6. Asking and Doing queries dominate
89% of all queries are Asking and Doing related
49% Asking and 40% Doing, with just 11% for Expressing
Asking messages have grown faster than Doing messages over the last year and are rated higher quality
7. Relationships and personal reflection are not prominent
There have been a number of studies that state that LLMs have become personal therapists for people (see above)

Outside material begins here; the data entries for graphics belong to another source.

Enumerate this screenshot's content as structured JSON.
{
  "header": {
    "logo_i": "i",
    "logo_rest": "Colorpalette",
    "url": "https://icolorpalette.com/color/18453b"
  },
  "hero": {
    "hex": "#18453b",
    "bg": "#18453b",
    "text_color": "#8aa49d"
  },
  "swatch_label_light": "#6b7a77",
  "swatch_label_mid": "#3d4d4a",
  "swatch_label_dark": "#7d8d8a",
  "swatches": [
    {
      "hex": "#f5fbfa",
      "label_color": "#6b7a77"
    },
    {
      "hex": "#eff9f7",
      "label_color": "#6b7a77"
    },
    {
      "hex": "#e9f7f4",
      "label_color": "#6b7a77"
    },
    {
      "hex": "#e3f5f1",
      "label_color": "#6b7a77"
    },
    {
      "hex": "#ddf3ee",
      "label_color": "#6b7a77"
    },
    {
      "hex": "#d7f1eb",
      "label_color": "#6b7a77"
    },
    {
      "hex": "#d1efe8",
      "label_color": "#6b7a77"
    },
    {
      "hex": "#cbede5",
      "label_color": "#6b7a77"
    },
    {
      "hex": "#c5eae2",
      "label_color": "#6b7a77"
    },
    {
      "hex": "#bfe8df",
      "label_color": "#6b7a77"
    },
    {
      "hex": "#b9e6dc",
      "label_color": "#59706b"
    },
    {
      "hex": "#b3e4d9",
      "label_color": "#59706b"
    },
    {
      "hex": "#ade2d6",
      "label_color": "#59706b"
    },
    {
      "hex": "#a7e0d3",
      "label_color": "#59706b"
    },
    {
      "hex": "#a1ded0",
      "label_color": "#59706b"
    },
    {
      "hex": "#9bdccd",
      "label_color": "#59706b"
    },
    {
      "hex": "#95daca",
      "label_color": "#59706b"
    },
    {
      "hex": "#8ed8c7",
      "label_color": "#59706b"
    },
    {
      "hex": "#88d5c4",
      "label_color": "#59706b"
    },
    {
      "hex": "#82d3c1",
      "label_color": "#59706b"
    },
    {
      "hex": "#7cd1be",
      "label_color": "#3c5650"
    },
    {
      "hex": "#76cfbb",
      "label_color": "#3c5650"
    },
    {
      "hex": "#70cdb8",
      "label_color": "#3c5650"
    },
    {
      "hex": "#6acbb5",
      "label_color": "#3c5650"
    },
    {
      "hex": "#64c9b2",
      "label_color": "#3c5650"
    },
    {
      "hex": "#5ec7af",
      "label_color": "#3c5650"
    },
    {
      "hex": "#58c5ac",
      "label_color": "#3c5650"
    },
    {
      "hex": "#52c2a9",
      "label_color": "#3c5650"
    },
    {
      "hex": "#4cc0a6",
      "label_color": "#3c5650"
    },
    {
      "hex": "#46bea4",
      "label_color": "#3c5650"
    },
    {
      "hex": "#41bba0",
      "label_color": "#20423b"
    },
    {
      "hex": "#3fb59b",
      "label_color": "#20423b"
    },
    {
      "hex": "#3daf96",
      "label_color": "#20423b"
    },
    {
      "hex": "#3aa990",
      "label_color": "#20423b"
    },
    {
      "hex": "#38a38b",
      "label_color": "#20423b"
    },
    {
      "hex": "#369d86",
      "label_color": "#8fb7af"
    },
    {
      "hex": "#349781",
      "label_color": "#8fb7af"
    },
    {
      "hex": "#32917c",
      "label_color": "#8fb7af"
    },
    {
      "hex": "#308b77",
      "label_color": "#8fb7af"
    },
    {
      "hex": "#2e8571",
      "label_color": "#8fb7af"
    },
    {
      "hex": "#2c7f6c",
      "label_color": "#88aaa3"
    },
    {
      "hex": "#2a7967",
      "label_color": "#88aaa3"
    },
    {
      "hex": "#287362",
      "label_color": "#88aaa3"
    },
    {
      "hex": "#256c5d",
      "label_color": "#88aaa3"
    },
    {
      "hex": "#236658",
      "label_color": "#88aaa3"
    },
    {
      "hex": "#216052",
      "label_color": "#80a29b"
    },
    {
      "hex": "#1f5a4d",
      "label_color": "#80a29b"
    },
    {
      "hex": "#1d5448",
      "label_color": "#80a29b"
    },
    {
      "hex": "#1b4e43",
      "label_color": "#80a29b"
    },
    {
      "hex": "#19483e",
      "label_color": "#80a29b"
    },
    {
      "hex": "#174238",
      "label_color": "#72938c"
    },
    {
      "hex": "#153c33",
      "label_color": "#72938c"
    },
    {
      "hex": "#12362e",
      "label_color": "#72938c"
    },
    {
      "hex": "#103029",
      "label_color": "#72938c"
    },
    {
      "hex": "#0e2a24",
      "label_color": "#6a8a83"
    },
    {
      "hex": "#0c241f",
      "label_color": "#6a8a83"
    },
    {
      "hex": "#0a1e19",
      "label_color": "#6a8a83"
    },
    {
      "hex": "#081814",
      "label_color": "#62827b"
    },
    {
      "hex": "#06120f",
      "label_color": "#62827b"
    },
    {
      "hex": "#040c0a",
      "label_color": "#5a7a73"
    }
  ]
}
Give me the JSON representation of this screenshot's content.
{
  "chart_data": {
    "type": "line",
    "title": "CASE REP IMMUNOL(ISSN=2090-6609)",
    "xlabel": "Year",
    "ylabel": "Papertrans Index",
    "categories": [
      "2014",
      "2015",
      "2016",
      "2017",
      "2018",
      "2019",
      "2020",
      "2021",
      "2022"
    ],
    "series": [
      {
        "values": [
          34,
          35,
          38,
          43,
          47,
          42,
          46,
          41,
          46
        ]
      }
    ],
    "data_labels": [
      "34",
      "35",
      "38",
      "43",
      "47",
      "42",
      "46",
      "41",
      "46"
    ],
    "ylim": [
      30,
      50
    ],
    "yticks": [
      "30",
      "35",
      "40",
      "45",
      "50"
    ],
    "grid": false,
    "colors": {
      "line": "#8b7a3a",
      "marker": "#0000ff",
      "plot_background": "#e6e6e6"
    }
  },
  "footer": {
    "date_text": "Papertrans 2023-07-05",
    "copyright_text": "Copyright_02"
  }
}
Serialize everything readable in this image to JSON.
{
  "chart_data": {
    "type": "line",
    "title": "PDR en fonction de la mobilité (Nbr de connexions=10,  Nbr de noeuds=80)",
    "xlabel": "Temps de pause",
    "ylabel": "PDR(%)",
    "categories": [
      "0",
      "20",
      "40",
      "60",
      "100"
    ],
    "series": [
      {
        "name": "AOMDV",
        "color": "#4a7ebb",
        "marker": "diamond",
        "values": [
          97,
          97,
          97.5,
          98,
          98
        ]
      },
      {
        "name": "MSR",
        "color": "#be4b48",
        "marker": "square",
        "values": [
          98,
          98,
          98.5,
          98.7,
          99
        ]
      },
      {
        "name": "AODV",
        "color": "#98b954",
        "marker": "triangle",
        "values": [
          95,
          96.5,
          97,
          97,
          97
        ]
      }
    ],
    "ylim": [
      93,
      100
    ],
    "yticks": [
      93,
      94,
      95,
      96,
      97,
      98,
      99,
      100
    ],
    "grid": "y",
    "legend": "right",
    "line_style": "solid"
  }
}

However, relationships and personal reflection only account for 1.9% of total messages according to OpenAI
8. The bloody youth (*shakes fist*)
Nearly half of all messages sent by adults were from users under the age of 26
This coincides perfectly with Kevin Indig’s research on how different demographic types consume AI Overviews. Young people are a) more likely to trust it and b) more likely to adopt it
Takeaways
I don’t think LLMs are a disaster for publishers. Sure, they don’t send any fucking referral traffic and have started to remove citations outside of paid users (classic). But none of these tech-heads are going to give us anything.
It’s a race to the moon and we’re the dog they sent on the test flight.
But if you’re a publisher with an opinion, an audience and - hopefully - some brand depth and assets to hand, you’ll be ok. Although their crawling behaviour is getting out of hand.
One of the most practical outcomes we as publishers can take from this data is the apparent change in intents. For eons we’ve been lumbered with navigational, informational, commercial and transactional.
Now we have Doing. Or Generating. And it’s huge.
SEO isn’t dead for publishers. But we do need to do more than just keep publishing content. There’s a lot to be said for espousing the values of AI, whilst keeping it at arm’s length.
Think BBC Verify. Content that can’t be synthesised by machines because it adds so much value. Tools and linkable assets. Real opinions from experts pushed to the fore.
Mastering EEAT for publishers
The SEO world’s favourite, ambiguous acronym unravelled before your very eyes.
But it’s hard to scale that quality. Programmatic SEO can drive amazing value. As can tools. Tools that answer users’ ‘Doing’ queries time after time. We have to build things that add value outside of the existing corpus.
And if your audience is generally younger and more trusting, you’re going to have to lean into this more.